As quickly as I could, I tore the tattered rags to strips and fastened her wrists around the metal bed frame. She didn’t struggle, clear eyes glued on Chase. I slipped the key over her head and pressed it firmly in my fist. My heart felt as if it were going to explode in my chest. If it did, I hoped it killed me before the MM did.
Then I eased Chase back to the bed, away from Delilah, and returned the gun to its hiding place in my dress.
“I must have gotten hit harder than I thought,” Chase said, with the confusion of someone waking from a coma. “How did you get in here? Who is she? And where did that gun come from?” The heels of his hands were pressed against his temples.
“I’ll explain later. For right now, stay here.”
“I’m going with you,” he said.
I shook my head. His jaw tightened.
Don’t fight me, Chase.
I knew he felt as I had so many times on this journey. Completely out of control. Completely reliant. Maybe he realized how I felt now, too, because he didn’t argue, he didn’t fight. He just looked up at me and whispered, “Please be careful.”
A moment later the door locked behind me.
The hallway was eerily quiet, without even the shuffle of the guard around the far corner at the stairs. He was there, I knew, just silent. The guard on rotation would be coming around any second.

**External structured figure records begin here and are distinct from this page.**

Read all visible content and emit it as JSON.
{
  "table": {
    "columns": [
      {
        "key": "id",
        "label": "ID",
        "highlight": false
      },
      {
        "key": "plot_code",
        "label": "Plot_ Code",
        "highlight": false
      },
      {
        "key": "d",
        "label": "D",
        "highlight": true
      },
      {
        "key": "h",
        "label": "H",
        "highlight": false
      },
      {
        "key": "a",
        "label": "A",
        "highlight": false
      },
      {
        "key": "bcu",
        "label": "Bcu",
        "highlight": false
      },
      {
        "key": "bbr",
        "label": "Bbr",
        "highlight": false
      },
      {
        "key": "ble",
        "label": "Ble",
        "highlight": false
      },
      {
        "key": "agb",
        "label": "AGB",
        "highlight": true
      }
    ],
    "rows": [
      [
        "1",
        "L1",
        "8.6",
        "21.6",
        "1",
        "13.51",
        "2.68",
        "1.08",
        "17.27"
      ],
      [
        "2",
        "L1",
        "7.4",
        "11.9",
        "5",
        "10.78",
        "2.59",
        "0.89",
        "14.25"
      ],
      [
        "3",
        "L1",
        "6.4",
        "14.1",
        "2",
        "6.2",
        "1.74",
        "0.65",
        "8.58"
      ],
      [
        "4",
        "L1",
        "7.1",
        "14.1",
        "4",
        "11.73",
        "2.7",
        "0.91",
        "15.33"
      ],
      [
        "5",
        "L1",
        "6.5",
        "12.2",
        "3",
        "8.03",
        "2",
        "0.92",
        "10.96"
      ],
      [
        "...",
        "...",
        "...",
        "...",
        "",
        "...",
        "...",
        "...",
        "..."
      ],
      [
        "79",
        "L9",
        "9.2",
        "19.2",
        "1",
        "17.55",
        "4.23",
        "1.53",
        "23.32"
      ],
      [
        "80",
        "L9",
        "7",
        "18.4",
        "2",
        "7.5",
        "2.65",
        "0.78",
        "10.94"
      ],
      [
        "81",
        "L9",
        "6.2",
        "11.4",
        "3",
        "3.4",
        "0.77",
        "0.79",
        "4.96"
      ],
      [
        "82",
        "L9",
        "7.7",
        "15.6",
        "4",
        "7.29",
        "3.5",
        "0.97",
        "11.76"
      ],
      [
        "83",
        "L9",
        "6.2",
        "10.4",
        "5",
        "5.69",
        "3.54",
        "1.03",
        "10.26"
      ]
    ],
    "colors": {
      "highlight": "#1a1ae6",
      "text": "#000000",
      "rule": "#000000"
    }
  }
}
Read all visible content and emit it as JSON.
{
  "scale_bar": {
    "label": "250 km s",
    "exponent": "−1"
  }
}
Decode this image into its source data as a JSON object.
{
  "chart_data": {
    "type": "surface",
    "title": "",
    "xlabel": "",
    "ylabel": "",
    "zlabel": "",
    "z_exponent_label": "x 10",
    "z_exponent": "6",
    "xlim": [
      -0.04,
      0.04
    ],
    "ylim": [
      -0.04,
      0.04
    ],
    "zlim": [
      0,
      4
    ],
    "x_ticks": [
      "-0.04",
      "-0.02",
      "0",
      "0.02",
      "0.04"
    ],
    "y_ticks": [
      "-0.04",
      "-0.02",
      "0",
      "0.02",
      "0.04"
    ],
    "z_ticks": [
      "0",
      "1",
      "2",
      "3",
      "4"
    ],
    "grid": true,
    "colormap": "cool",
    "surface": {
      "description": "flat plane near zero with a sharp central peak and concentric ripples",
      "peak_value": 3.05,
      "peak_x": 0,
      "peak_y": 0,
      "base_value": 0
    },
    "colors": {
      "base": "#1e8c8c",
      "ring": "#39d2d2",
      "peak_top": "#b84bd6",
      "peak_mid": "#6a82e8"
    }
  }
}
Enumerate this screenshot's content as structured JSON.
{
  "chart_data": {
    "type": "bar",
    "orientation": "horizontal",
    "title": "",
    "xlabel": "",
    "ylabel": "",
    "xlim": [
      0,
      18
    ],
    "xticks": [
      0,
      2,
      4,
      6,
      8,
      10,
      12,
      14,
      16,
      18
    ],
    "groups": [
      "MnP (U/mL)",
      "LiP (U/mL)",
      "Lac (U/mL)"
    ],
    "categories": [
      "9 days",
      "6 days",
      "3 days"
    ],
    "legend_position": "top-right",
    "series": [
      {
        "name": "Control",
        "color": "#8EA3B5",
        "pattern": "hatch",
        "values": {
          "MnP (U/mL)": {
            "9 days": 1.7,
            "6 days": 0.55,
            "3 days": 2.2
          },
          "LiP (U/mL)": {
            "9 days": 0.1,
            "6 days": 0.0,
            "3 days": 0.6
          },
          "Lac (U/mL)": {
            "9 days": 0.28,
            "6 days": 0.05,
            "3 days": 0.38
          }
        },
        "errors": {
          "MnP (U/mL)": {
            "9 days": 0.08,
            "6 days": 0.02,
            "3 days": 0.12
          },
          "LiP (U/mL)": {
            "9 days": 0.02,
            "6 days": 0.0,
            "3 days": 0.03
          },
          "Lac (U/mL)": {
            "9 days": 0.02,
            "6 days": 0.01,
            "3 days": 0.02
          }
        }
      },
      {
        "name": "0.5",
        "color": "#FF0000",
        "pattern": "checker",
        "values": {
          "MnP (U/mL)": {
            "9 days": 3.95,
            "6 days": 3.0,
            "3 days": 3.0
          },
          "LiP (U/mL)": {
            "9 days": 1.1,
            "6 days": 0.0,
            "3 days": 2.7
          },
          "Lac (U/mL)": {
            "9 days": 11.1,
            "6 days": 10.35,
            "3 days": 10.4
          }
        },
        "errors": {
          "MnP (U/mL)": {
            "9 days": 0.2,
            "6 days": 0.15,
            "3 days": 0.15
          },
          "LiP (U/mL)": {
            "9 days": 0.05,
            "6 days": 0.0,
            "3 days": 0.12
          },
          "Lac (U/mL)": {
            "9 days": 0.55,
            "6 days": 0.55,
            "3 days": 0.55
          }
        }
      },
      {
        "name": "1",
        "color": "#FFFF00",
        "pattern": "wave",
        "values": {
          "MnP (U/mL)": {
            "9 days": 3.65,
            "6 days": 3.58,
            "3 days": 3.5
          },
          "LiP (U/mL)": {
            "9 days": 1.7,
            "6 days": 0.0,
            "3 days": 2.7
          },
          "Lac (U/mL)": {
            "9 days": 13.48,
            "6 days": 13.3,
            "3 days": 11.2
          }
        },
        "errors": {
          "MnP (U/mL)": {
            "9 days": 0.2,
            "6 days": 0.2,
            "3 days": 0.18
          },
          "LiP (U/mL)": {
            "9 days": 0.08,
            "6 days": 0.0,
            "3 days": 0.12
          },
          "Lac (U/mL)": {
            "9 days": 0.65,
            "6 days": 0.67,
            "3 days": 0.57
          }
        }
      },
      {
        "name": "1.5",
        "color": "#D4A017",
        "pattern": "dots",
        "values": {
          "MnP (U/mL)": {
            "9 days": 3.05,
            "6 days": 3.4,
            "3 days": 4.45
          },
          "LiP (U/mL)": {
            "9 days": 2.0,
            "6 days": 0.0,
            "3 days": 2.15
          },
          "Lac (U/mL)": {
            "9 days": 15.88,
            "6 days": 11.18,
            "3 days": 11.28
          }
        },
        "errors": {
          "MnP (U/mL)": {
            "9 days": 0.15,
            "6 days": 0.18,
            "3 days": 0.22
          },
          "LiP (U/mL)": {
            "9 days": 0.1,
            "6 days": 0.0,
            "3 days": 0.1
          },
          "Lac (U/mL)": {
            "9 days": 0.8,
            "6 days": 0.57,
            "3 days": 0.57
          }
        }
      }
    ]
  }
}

Nerves chewed my insides and made my skin tingle. Every step I took felt like walking on a bed of nails. I figured I was losing my mind. It was the only reasonable explanation for my actions.
Before anything else, I grabbed the clipboard outside Chase’s cell. I ripped the pen from its hanging cord and in large letters scribbled what had been written on the other soldiers’ charts.